La crise entre Conakry et France 24 prend une nouvelle tournure. Après avoir interdit la diffusion de la chaîne française sur l’ensemble du territoire guinéen, la Haute Autorité de la Communication (HAC) est désormais destinataire d’une demande de réexamen portée directement par la direction de France 24 auprès du président Mamadi Doumbouya.
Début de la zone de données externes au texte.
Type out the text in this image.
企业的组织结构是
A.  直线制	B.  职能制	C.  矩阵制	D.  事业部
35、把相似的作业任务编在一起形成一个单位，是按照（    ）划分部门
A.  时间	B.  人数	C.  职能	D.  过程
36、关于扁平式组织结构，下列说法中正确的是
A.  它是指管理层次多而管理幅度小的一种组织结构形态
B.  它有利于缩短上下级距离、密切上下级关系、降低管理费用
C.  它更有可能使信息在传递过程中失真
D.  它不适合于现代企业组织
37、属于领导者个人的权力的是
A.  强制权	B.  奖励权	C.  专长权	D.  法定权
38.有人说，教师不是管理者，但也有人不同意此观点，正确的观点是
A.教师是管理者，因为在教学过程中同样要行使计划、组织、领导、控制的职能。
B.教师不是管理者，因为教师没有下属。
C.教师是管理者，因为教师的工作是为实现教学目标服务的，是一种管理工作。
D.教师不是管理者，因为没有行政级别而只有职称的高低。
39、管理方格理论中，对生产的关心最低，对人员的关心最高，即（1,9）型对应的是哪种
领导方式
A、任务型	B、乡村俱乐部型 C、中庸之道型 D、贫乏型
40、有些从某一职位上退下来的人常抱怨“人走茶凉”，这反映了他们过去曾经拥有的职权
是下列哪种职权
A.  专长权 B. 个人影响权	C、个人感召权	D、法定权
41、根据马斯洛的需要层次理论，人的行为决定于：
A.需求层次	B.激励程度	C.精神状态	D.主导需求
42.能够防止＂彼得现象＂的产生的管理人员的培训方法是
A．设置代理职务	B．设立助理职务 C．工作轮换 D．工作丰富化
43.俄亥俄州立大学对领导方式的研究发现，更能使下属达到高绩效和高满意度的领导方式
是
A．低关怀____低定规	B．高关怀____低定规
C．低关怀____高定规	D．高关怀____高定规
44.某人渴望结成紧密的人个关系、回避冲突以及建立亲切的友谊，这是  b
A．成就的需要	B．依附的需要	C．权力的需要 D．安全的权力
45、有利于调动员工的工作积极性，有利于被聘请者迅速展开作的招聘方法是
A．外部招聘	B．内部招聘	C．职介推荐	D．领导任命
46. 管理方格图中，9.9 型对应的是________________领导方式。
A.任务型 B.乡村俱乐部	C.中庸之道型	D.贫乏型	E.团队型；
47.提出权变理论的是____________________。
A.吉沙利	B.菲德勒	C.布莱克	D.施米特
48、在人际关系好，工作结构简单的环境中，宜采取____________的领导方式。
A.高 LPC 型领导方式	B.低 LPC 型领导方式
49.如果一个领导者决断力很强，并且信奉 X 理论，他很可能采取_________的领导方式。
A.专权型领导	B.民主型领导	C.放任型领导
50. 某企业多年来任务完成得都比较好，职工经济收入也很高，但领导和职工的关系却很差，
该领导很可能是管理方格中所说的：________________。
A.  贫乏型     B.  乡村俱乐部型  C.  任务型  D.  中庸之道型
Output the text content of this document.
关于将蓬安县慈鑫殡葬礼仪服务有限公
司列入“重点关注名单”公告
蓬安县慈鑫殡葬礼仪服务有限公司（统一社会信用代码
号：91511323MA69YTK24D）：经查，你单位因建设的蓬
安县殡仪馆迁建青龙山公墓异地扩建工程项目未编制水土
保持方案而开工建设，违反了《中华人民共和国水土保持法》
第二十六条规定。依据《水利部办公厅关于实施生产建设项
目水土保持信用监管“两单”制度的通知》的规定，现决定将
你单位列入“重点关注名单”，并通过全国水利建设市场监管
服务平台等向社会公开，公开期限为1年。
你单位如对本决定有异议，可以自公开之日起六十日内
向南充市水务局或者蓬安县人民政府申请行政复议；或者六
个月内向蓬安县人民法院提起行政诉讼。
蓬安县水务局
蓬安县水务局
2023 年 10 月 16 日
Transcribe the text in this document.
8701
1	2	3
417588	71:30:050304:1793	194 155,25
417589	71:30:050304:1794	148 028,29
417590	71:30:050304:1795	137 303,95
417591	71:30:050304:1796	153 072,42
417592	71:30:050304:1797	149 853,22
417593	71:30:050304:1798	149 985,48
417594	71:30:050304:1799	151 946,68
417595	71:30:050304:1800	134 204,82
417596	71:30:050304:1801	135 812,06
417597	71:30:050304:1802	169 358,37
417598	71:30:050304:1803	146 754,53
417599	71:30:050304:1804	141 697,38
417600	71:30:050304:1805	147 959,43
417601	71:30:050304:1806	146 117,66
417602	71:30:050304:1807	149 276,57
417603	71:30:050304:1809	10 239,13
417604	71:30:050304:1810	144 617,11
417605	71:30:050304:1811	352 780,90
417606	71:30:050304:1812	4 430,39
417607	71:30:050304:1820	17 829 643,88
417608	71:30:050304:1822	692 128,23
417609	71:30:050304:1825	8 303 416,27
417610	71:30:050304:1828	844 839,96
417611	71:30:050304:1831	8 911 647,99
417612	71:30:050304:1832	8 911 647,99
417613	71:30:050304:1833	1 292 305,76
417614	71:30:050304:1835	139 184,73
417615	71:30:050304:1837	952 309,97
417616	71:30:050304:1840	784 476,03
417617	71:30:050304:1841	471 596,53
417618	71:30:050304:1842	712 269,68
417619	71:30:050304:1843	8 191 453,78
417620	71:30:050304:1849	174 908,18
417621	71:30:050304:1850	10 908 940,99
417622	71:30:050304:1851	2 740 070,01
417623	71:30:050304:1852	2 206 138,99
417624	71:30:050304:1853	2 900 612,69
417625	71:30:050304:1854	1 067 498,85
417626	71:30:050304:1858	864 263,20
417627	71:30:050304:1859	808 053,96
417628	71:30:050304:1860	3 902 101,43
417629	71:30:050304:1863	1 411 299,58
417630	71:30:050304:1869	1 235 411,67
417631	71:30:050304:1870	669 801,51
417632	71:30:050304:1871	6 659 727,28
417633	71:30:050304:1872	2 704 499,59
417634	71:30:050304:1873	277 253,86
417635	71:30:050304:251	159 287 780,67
Un mot aura suffi à faire monter la tension d’un cran entre Conakry et France 24. Le 14 septembre 2026, lors d’un journal télévisé, un présentateur de la chaîne française a qualifié Mamadi Doumbouya de « président putschiste ». Une formulation qui intervient alors que le général, arrivé au pouvoir par le coup d’État du 5 septembre 2021, a ensuite été élu président à l’issue de la présidentielle du 28 décembre 2025.
La Haute Autorité de la Communication guinéenne a d’abord mis France 24 en demeure, le 16 septembre, lui demandant de procéder aux rectifications nécessaires. Le régulateur a ensuite durci le ton. Le 17 septembre, il a ordonné l’interdiction immédiate de diffusion de la chaîne sur l’ensemble du territoire guinéen, avec retrait des accréditations de ses correspondants et collaborateurs et mesures visant également ses accès numériques.France 24 reconnaît une « erreur »
Face à l’escalade, France 24 a rapidement rectifié le qualificatif employé. Le journaliste concerné a reconnu à l’antenne avoir utilisé « par erreur » le terme de « président putschiste », rappelant lui-même la séquence politique : Mamadi Doumbouya est arrivé au pouvoir à la suite du coup d’État de 2021, mais a ensuite été élu président en décembre 2025.
La direction de la chaîne est allée plus loin. Dans une lettre adressée le 17 septembre à Mamadi Doumbouya, Vanessa Burggraf reconnaît qu’un journaliste a employé « un qualificatif inexact ». Elle affirme que l’erreur a été immédiatement corrigée, à l’antenne comme sur les plateformes numériques, et assure qu’il n’y avait aucune intention de manquer de respect aux institutions guinéennes ou au chef de l’État.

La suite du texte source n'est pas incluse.